One of the styles of perfume I enjoy least is the fruity floral. Only in a few cases does it not end up as a fruit salad overturned on a vase of flowers. What I find funny is I like them by themselves just fine. I have lots of floral perfumes I enjoy. I have lots of fruity perfumes I like. Especially the class given the portmanteau “fruitchouli”. If you give me fruit salad and overturn onto an earthy patchouli it turns out I find that pleasant to wear. Which is why Maison Christian Dior Rouge Trafalgar tickles my fruitchouli bone.
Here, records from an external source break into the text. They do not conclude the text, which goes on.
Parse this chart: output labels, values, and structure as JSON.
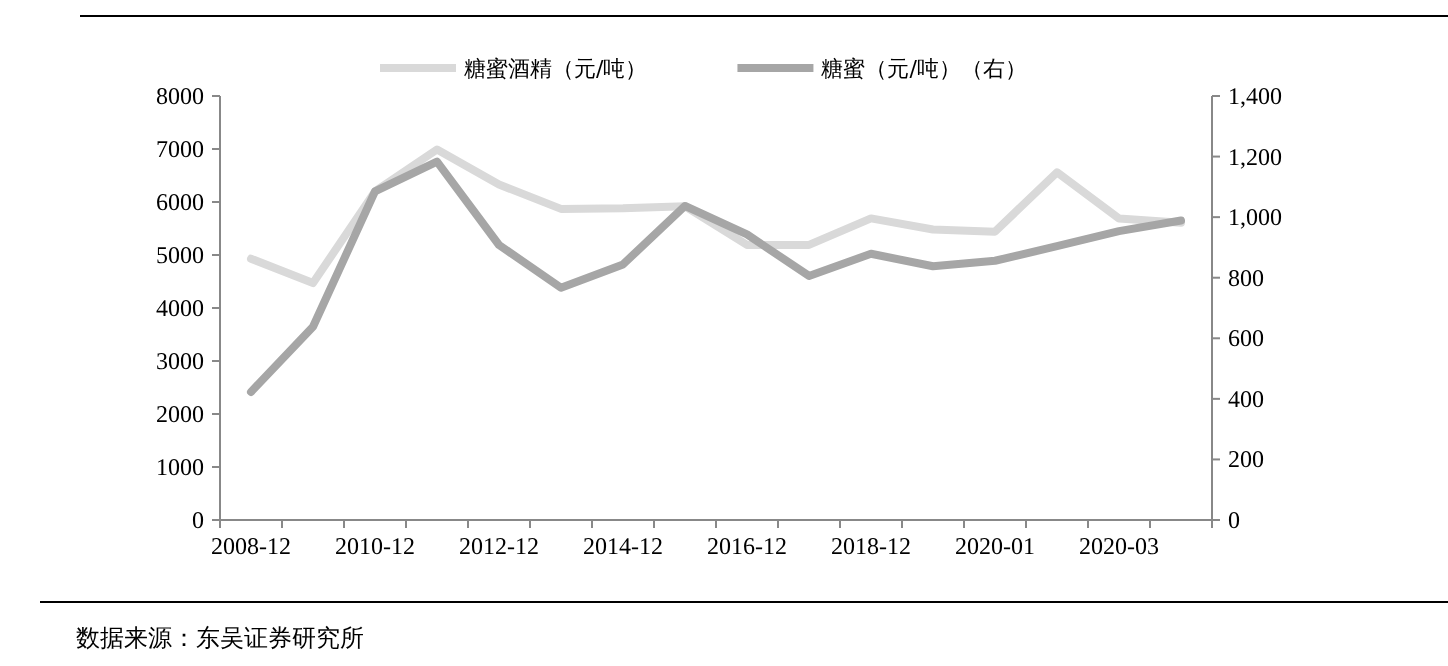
{
  "chart_data": {
    "type": "line",
    "categories": [
      "2008-12",
      null,
      "2010-12",
      null,
      "2012-12",
      null,
      "2014-12",
      null,
      "2016-12",
      null,
      "2018-12",
      null,
      "2020-01",
      null,
      "2020-03",
      null
    ],
    "series": [
      {
        "name": "糖蜜酒精（元/吨）",
        "color": "#d9d9d9",
        "values": [
          4930,
          4470,
          6200,
          6990,
          6330,
          5870,
          5880,
          5920,
          5190,
          5190,
          5690,
          5480,
          5440,
          6560,
          5690,
          5610
        ]
      },
      {
        "name": "糖蜜（元/吨）（右）",
        "color": "#a6a6a6",
        "axis": "y2",
        "values": [
          423,
          638,
          1085,
          1183,
          908,
          767,
          844,
          1037,
          943,
          806,
          879,
          838,
          856,
          904,
          954,
          989
        ]
      }
    ],
    "ylim": [
      0,
      8000
    ],
    "yticks": [
      0,
      1000,
      2000,
      3000,
      4000,
      5000,
      6000,
      7000,
      8000
    ],
    "y2lim": [
      0,
      1400
    ],
    "y2ticks": [
      {
        "value": 0,
        "label": "0"
      },
      {
        "value": 200,
        "label": "200"
      },
      {
        "value": 400,
        "label": "400"
      },
      {
        "value": 600,
        "label": "600"
      },
      {
        "value": 800,
        "label": "800"
      },
      {
        "value": 1000,
        "label": "1,000"
      },
      {
        "value": 1200,
        "label": "1,200"
      },
      {
        "value": 1400,
        "label": "1,400"
      }
    ],
    "legend": "top",
    "grid": false,
    "marker": "none",
    "line_style": "solid",
    "annotations": [
      "数据来源：东吴证券研究所"
    ]
  }
}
It was two years ago when the Dior Collection Privee re-branded itself as Maison Christian Dior. I didn’t have an issue with the name change. It was the simultaneous release of 18 new perfumes; all but a couple of them mediocre and forgettable. Ever since the regrettable perfume dump the brand has seemingly gone back to the two new releases a year formula which was what we had prior. It has also lifted itself out of the doldrums as the fall release of Spice Blend was better than the 18 perfumes released before it. Rouge Trafalgar finds a way to also be better than those.

Francois Demachy

All the Maison Christian Dior come from Francois Demachy. Rouge Trafagar is no exception. M. Demachy has shown the ability to take trite styles and find something different. Rouge Trafalgar isn’t quite as interesting as M. Demachy can be. He does manage to produce a better than average fruitchouli.
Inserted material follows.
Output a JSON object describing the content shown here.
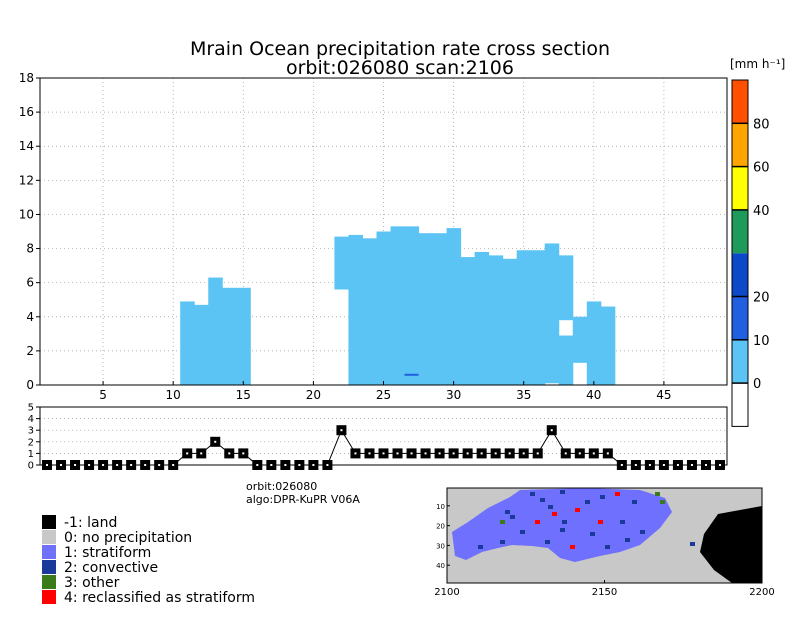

Rouge Trafalgar opens with the sweetest of the red berries; strawberry and raspberry. Just for extra red fruit emphasis M. Demachy layers in a cherry. It reminds me of those squishy fruit candies which have a liquid center, so it squirts when you chew it. Rouge Trafalgar squirts with juicy fruits when you spray it. M. Demachy then attenuates that with three great choices. First grapefruit can be its tartest semi-sulfurous self. Blackcurrant buds provide a sticky green contrast. The key to my enjoyment of it all is M. Demachy’s use of violet leaf. It carries a sharp slightly sweet green piece. The violet leaf is the linchpin which turns it into a nicely balanced fruit salad just waiting to be overturned on the patchouli. That patchouli is an earthy classic type of that ingredient. Once it is all together this is a fun fruitchouli.

Rouge Trafalgar has 12-14 hour longevity and average sillage.

I’m still not sure if Maison Christian Dior will find its way back to the great perfumes prior to the name change. If they don’t at least releases like Rouge Trafalgar don’t make me wish they had stopped making an exclusive collection.

Disclosure: This review is based on a sample provided by Maison Christian Dior.